0

I want to search a table's varchar column for content in another table's varchar column.

Certain words are banned and I want to identify the rows that have the banned words. I want an EXACT match on the banned word.

I'm using MS SQL Server 2016.

Table 1:

CREATE TABLE [dbo].[BlogComment](
    [BlogCommentId] [int] IDENTITY(1,1) NOT NULL,
    [BlogCommentContent] [varchar](max) NOT NULL,
CONSTRAINT [PK_BlogComment] PRIMARY KEY CLUSTERED 
(
    [BlogCommentId] ASC
)WITH (PAD_INDEX = OFF, STATISTICS_NORECOMPUTE = OFF, IGNORE_DUP_KEY = OFF, ALLOW_ROW_LOCKS = 
ON, ALLOW_PAGE_LOCKS = ON) ON [PRIMARY]
) ON [PRIMARY] TEXTIMAGE_ON [PRIMARY]

3 rows - and the data in BlogCommentContent:

There are many of us.

This is the man.

I hear you.

Table 2:

CREATE TABLE [dbo].[BannedWords](
    [BannedWordsId] [int] IDENTITY(1,1) NOT NULL,
    [Description] [varchar](250) NOT NULL
CONSTRAINT [PK_BannedWords] PRIMARY KEY CLUSTERED 
(
    [BannedWordsId] ASC
)WITH (PAD_INDEX = OFF, STATISTICS_NORECOMPUTE = OFF, IGNORE_DUP_KEY = OFF, ALLOW_ROW_LOCKS = 
ON, ALLOW_PAGE_LOCKS = ON) ON [PRIMARY]
) ON [PRIMARY]

3 rows - and the data in Description:

though

man

hear


My Sql:

SELECT BlogCommentContent
FROM dbo.BlogComment,
     dbo.BannedWords
WHERE ( CHARINDEX( [Description], BlogCommentContent, 1 ) ) > 1

It's finding 'man', 'hear' and 'man' in the word 'many'. So it returns 3 rows.

I only WANT EXACT matches. So only return 2 rows.

How do I accomplish this?

user3020047
  • 868
  • 1
  • 15
  • 45
  • What is your SQL Server version (`SELECT @@VERSION;`)? – Yitzhak Khabinsky May 02 '22 at 17:40
  • Microsoft SQL Server 2016 (SP1-GDR) (KB4019089) - 13.0.4206.0 (X64) Jul 6 2017 07:55:03 Copyright (c) Microsoft Corporation Express Edition (64-bit) on Windows 10 Pro 6.3 (Build 19043: ) – user3020047 May 03 '22 at 14:18
  • From the About menu in Sql server Mgmt studio: Microsoft SQL Server Management Studio 12.0.4100.1 Microsoft Analysis Services Client Tools 12.0.4100.1 Microsoft Data Access Components (MDAC) 10.0.19041.1 Microsoft MSXML 3.0 6.0 Microsoft Internet Explorer 9.11.19041.0 Microsoft .NET Framework 4.0.30319.42000 Operating System 6.3.19043 – user3020047 May 03 '22 at 14:20
  • Did you try the proposed solution?

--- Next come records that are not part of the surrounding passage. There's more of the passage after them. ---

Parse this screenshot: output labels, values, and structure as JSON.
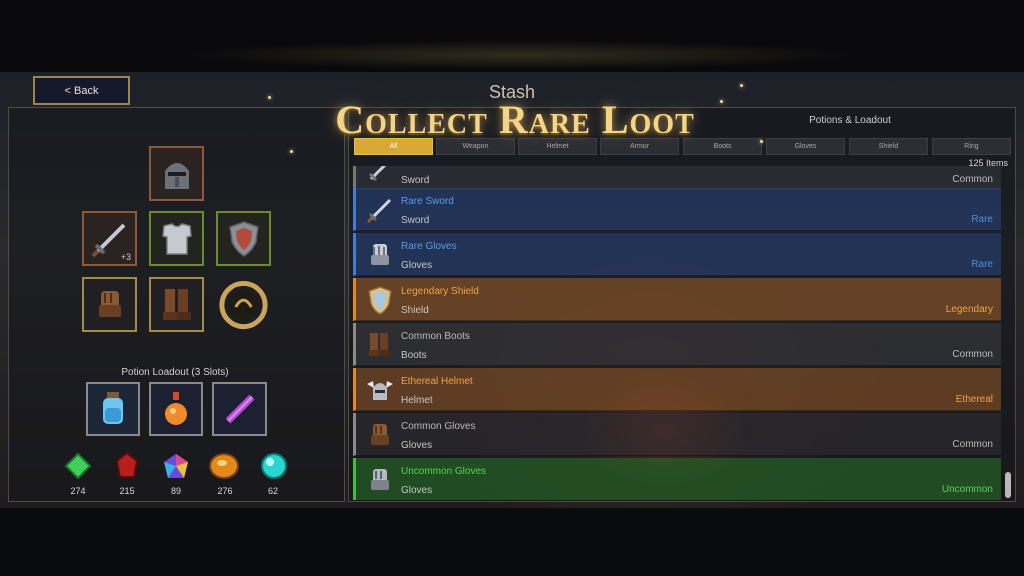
{
  "nav": {
    "back_label": "< Back"
  },
  "header": {
    "stash_title": "Stash",
    "promo_title": "Collect Rare Loot",
    "potions_loadout_label": "Potions & Loadout"
  },
  "filters": {
    "tabs": [
      "All",
      "Weapon",
      "Helmet",
      "Armor",
      "Boots",
      "Gloves",
      "Shield",
      "Ring"
    ],
    "active": "All",
    "item_count": "125 Items"
  },
  "colors": {
    "common": "#b9b9b9",
    "rare": "#4a90e2",
    "legendary": "#e0892c",
    "ethereal": "#e0892c",
    "uncommon": "#4cc44c",
    "accent_gold": "#d9a936"
  },
  "items": [
    {
      "name": "",
      "type": "Sword",
      "rarity": "Common",
      "icon": "sword-icon",
      "style": "common"
    },
    {
      "name": "Rare Sword",
      "type": "Sword",
      "rarity": "Rare",
      "icon": "sword-icon",
      "style": "rare"
    },
    {
      "name": "Rare Gloves",
      "type": "Gloves",
      "rarity": "Rare",
      "icon": "gauntlet-icon",
      "style": "rare"
    },
    {
      "name": "Legendary Shield",
      "type": "Shield",
      "rarity": "Legendary",
      "icon": "shield-icon",
      "style": "legendary"
    },
    {
      "name": "Common Boots",
      "type": "Boots",
      "rarity": "Common",
      "icon": "boots-icon",
      "style": "common"
    },
    {
      "name": "Ethereal Helmet",
      "type": "Helmet",
      "rarity": "Ethereal",
      "icon": "winged-helmet-icon",
      "style": "ethereal"
    },
    {
      "name": "Common Gloves",
      "type": "Gloves",
      "rarity": "Common",
      "icon": "glove-icon",
      "style": "common"
    },
    {
      "name": "Uncommon Gloves",
      "type": "Gloves",
      "rarity": "Uncommon",
      "icon": "gauntlet-icon",
      "style": "uncommon"
    }
  ],
  "equipment": {
    "weapon_upgrade": "+3"
  },
  "potions": {
    "label": "Potion Loadout (3 Slots)",
    "slots": [
      "blue-potion-icon",
      "orange-potion-icon",
      "purple-scroll-icon"
    ]
  },
  "currencies": [
    {
      "icon": "green-gem-icon",
      "count": "274"
    },
    {
      "icon": "red-gem-icon",
      "count": "215"
    },
    {
      "icon": "prismatic-gem-icon",
      "count": "89"
    },
    {
      "icon": "amber-gem-icon",
      "count": "276"
    },
    {
      "icon": "cyan-orb-icon",
      "count": "62"
    }
  ]
}
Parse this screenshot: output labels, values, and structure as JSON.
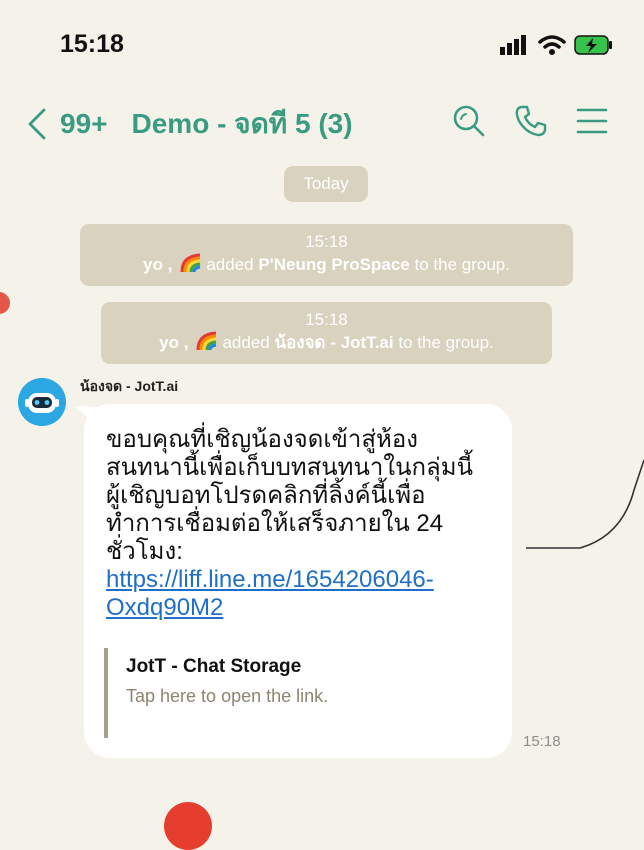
{
  "status": {
    "time": "15:18"
  },
  "nav": {
    "back_count": "99+",
    "title": "Demo - จดที 5 (3)"
  },
  "today_label": "Today",
  "system_messages": [
    {
      "time": "15:18",
      "actor": "yo ,",
      "action": "added",
      "target": "P'Neung ProSpace",
      "suffix": "to the group."
    },
    {
      "time": "15:18",
      "actor": "yo ,",
      "action": "added",
      "target": "น้องจด - JotT.ai",
      "suffix": "to the group."
    }
  ],
  "message": {
    "sender": "น้องจด - JotT.ai",
    "lines": [
      "ขอบคุณที่เชิญน้องจดเข้าสู่ห้อง",
      "สนทนานี้เพื่อเก็บบทสนทนาในกลุ่มนี้",
      "ผู้เชิญบอทโปรดคลิกที่ลิ้งค์นี้เพื่อ",
      "ทำการเชื่อมต่อให้เสร็จภายใน 24",
      "ชั่วโมง:"
    ],
    "link_line1": "https://liff.line.me/1654206046-",
    "link_line2": "Oxdq90M2",
    "preview_title": "JotT - Chat Storage",
    "preview_subtitle": "Tap here to open the link.",
    "time": "15:18"
  },
  "colors": {
    "accent": "#3a9b83",
    "background": "#f5f2e9",
    "system_pill": "#d8d2bf",
    "link": "#1f6fc8"
  },
  "icons": [
    "signal-icon",
    "wifi-icon",
    "battery-charging-icon",
    "back-chevron-icon",
    "search-icon",
    "phone-icon",
    "menu-icon",
    "rainbow-icon",
    "robot-avatar-icon"
  ]
}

One is for 2017, another will work on 2016 – Yitzhak Khabinsky May 03 '22 at 14:22
  • Yes, I did. It produced the correct results. Thanks! – user3020047 May 03 '22 at 14:42
  • @Yitzhak One more thing. In my expanded version, I return say 3 columns: BannedWord, UserId and id. BannedWord, UserId id man 3 42 hear 4 12 about 4 12 How do I remove a duplicate with regard to 'id'? I only want the 1st 2 rows returned (man and hear). I can't use DISTINCT or GROUP BY. I tried to format this nicely but no good. – user3020047 May 06 '22 at 02:38
  • Please ask a separate question, and provide a minimal reproducible example. (1) DDL and sample data population, i.e. CREATE table(s) plus INSERT, T-SQL statements. (2) What you need to do, i.e. logic, and your attempt implementation of it in T-SQL. (3) Desired output based on the sample data in the #1 above. (4) Your SQL Server version (SELECT @@version;) – Yitzhak Khabinsky May 06 '22 at 03:56
  • @Yitzhak Actually, using your working solution below that solved my initial problem of doing exact matching on banned words. I just want to take it 1 step further to generate only 1 entry when the source entry has more than 1 distinct banned word in it ie the BlogCommentContent. So, OK, I will create a separate question using the working solution you provided. I just thought I was keeping it simple. – user3020047 May 06 '22 at 04:13
  • @Yitzhaf I asked a separate using the solution you provided. https://stackoverflow.com/questions/72136456/removing-duplicates-returned-based-on-the-column-value – user3020047 May 06 '22 at 18:05

2 Answers2

0

If you want exact matches what you mean is that there must not be another work touching so man can match "man", "man and women", "mice and men", "a man or two". You need to check

BlogCommentContent = 'man'
left(BlogCommentContent,3) = 'man'
right(BlogCommentContent,3) = 'man'
BlogCommentContent like ' man ' 

the length of man can be found with len('man') to be used in right() and left().
The last value, for like, can be constructed with concat(' ','man',' ')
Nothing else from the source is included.